Slow Dazzle en 1975,
brillait par ses références (à Brian Wilson ou Elvis Presley) et l’équipe de
choc constituée pour l’enregistrer (Phil Manzanera, Chris Spedding, Brian
Eno…). Ses années 80 allaient vibrer du spectral Music For A New Society et de
Words For The Dying, un disque réagissant au conflit des Falklands à base de poèmes
de Dylan Thomas. Cale inaugurera la décennie suivante avec Songs For Drella,
album de retrouvailles avec Lou Reed pour honorer la mémoire de Warhol, passé
de pop à trépas, dont découlera une brève reformation du Velvet Underground
qu’ont trouvé superflue certains détracteurs de profession bien évidemment
absents lorsqu’elle a eu lieu à la Fondation Cartier. D’autres albums
stupéfiants ont suivi, parmi lesquels Wrong Way Up (1990) avec Brian Eno, Last
Day On Earth (1994) avec Bob Neuwirth et Walking on Locusts à la couverture
floue, mais dont la production est nette et précise. Les années 2000 ne
réussiront pas moins bien à l’artiste que les décennies précédentes, puisque le
stimulant HoboSapiens (2003), blackAcetate, Shify Adventures in Nookie Wood et
M :FANS (2016) – avec « If You Were Still Around » cosignée par Sam Shepard et
envoyée à Lou – seront encensés par la presse et lui permettront d’accéder à
une nouvelle génération d’amateurs de son art.
Son spectacle
Futurespective, John Cale l’a voulu comme un voyage fantastique peut-être pas
si éloigné de celui que David Bowie chantait en 1979, en ouverture de Lodger.

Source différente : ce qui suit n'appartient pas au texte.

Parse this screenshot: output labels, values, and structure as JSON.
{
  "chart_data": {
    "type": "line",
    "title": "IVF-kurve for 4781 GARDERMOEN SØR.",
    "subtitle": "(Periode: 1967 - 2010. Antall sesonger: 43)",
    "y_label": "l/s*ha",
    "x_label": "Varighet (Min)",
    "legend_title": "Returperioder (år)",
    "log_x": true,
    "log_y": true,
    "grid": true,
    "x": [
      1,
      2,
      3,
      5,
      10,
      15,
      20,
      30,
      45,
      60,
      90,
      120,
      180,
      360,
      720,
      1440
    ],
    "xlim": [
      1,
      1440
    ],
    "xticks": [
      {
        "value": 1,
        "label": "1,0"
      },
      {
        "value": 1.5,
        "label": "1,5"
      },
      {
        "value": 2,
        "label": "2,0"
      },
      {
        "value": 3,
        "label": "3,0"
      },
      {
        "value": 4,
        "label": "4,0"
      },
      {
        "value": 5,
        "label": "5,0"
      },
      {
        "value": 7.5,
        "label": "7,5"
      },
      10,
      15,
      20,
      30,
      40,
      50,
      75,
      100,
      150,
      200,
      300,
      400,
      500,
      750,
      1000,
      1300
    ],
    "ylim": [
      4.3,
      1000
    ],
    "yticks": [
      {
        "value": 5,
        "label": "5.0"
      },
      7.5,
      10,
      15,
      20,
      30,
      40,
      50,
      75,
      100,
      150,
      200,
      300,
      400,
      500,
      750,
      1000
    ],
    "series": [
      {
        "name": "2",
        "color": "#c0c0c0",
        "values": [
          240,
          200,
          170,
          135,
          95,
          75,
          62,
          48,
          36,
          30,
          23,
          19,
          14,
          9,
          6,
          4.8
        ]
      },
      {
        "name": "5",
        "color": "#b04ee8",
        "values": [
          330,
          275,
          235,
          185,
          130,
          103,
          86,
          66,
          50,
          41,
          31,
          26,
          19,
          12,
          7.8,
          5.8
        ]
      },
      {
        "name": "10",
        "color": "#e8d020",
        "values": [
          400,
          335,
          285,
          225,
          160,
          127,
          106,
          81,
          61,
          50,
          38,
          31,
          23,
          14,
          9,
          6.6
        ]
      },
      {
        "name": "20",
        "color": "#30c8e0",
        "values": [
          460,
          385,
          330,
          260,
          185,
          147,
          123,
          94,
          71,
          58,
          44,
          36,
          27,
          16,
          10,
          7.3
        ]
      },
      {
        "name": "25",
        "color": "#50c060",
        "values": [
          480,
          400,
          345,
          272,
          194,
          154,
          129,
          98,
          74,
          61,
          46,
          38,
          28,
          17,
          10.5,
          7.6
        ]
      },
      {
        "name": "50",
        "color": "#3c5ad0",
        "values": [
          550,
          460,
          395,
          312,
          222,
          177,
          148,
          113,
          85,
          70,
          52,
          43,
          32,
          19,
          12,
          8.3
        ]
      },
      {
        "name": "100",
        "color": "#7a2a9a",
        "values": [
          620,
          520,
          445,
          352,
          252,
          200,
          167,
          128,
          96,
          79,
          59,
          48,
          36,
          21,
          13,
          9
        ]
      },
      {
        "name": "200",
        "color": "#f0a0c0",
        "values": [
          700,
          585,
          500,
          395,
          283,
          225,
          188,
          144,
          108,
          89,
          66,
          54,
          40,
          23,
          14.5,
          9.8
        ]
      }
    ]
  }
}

Evidemment, ces deux planètes se sont frôlées. En matière de rock, l’âge n’a
pas d’odeur et surtout pas celle de la retraite. En vérité, cela fait belle
lurette que Cale multiplie les coups secs et violents, les injonctions que sa
connaissance musicale kaléidoscopique et sa bravoure légendaire lui dictent de
distribuer. Au point qu’aujourd’hui, il est un modèle pour les jeunes groupes
et musiciens les plus audacieux, à l’image de ceux qui l’accompagnent sur
scène. Devant son clavier, faisant face au public et aux écrans d’ordinateur,
ou bien à la guitare, il revisite ses classiques souvent en mode expérimental
car la corde raide est le fil conducteur de ce grand corbeau noir. La voix a
changé avec le temps, tous comme les repères musicaux. Certains sont devenus
des phares, d’autres se sont émoussés. Mais le chaos est toujours là, rampant,
cristallisant.
Futurespective, et
c’est normal puisque John Cale a également composé plusieurs BO, est un peu la
musique de son film à lui : plus d’un demi-siècle de trépidations sonores de
volutes mélodiques et d’encordages harmoniques gonflés. Avec lui, l’avant-garde
n’est pas près de mourir et encore moins de se rendre.